Già in uno altro caso analogo la Suprema Corte si è recentemente espressa, a Sezioni Unite,sancendo che i gravi difetti di costruzione che danno luogo alle garanzie di cui all’art. 1669 c.c., sono riscontrabili «in presenza di qualsiasi alterazione che incida sulla funzionalità globale dell’immobile, o che ne menomi in modo considerevole il godimento, o ne pregiudichi la normale utilizzazione, in relazione alla sua destinazione economica e pratica» (Cass.
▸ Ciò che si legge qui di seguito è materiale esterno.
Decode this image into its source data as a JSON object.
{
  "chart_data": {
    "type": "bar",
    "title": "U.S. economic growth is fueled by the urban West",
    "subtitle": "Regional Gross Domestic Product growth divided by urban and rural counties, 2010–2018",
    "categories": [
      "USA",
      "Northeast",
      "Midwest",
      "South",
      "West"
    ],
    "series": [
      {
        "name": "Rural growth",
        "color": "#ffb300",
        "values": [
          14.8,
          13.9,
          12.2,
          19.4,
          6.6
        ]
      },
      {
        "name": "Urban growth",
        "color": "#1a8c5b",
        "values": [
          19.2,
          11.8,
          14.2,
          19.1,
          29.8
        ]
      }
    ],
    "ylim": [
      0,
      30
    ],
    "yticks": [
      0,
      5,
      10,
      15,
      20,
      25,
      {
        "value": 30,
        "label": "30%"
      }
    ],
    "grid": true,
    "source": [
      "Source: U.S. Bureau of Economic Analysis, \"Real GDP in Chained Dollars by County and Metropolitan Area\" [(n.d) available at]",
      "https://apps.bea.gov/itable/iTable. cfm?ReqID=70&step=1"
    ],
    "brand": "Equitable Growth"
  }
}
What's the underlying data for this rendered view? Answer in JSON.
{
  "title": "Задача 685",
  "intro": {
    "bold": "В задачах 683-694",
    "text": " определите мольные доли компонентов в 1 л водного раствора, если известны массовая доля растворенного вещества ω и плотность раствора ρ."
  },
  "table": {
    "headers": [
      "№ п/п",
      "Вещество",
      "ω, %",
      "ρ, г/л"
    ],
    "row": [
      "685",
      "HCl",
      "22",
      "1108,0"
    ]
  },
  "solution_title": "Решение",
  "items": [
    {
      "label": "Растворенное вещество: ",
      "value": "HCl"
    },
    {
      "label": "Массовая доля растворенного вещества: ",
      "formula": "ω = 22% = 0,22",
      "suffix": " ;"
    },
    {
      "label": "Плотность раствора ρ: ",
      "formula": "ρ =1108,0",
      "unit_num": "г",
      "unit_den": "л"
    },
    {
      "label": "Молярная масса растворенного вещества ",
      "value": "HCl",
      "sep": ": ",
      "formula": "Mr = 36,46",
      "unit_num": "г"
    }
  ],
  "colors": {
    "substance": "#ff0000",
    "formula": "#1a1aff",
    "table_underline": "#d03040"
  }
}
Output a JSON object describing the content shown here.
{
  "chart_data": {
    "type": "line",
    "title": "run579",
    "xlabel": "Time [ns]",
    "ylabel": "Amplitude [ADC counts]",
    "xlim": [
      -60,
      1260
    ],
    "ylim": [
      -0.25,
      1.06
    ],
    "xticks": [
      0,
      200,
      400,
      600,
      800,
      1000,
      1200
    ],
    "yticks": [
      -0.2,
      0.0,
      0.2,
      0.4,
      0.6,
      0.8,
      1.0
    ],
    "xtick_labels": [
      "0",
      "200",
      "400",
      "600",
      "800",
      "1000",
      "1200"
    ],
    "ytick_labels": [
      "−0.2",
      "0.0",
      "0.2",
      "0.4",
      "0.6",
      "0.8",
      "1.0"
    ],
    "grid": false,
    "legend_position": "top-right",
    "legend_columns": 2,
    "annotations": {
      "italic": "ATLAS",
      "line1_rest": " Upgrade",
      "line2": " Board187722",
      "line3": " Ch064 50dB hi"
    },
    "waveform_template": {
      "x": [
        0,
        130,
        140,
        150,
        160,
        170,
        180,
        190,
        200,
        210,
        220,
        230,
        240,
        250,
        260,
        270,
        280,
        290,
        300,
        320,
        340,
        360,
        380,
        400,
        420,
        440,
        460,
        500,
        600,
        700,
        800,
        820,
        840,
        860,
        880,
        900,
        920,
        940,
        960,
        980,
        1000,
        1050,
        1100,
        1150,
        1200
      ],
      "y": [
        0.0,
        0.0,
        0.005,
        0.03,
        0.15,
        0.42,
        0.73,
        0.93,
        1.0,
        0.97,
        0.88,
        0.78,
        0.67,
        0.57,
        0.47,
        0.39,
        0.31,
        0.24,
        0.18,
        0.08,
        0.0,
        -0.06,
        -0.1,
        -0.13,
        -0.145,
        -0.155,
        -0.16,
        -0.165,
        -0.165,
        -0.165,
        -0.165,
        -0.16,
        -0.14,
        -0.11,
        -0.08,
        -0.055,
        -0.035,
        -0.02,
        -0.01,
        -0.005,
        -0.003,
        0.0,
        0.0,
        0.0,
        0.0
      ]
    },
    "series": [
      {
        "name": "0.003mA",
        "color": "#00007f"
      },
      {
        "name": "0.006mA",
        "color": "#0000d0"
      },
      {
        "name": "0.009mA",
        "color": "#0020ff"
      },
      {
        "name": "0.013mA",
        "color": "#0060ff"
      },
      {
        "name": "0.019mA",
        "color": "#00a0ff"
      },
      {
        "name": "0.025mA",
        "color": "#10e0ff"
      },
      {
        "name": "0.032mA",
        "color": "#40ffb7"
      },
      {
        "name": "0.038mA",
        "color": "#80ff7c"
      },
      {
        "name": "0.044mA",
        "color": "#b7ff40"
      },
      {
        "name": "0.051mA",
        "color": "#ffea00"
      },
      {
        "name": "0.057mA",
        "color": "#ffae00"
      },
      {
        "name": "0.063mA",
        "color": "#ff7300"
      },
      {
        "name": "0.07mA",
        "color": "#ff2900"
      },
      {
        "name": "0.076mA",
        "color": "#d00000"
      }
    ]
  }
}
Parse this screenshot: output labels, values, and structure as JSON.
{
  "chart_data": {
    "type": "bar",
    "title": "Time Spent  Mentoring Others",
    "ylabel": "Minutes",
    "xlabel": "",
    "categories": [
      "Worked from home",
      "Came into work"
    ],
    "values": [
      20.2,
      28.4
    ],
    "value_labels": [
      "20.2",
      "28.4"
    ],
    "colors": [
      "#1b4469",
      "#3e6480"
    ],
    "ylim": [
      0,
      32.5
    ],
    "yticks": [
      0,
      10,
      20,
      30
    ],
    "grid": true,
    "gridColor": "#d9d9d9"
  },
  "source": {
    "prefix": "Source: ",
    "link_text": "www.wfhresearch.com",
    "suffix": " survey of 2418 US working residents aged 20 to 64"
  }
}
Civ., S.U., 27/03/2017, n. 7756).
I giudici di Piazza Cavour, infine, confermando la sentenza di secondo grado e specificando che il vigente art. 1669 c.c., configura una responsabilità extracontrattuale sancita dalla legge al fine di promuovere la stabilità e solidità degli edifici, nonché delle altre cose immobili destinate per loro natura a lunga durata, e al fine di tutelare in tal modo l’incolumità personale, hanno previsto che l’ammontare del risarcimento «non deve essere necessariamente contenuta nei limiti di valore del bene danneggiato, ma deve avere per oggetto l’intero pregiudizio subito dal soggetto danneggiato, essendo il risarcimento diretto alla completa “restitutio in integrum” – per equivalente o in forma specifica – del patrimonio leso».
Pertanto, prosegue la Corte, «accertata la responsabilità dell’appaltatore ex art. 1669 c.c., il risarcimento del danno riconosciuto al committente per l’eliminazione dei difetti di costruzione dell’immobile ben può essere tale da consentirgli la completa sua ristrutturazione, comportando essa un’obbligazione risarcitoria per equivalente finalizzata al completo ripristino dell’edificio, e non una reintegrazione in forma specifica ex art. 2058 c.c.».
Cari costruttori, attenzione al principio della “regola d’arte”, che non è un’opinione e, se trascurato, potrebbe portare a guai seri.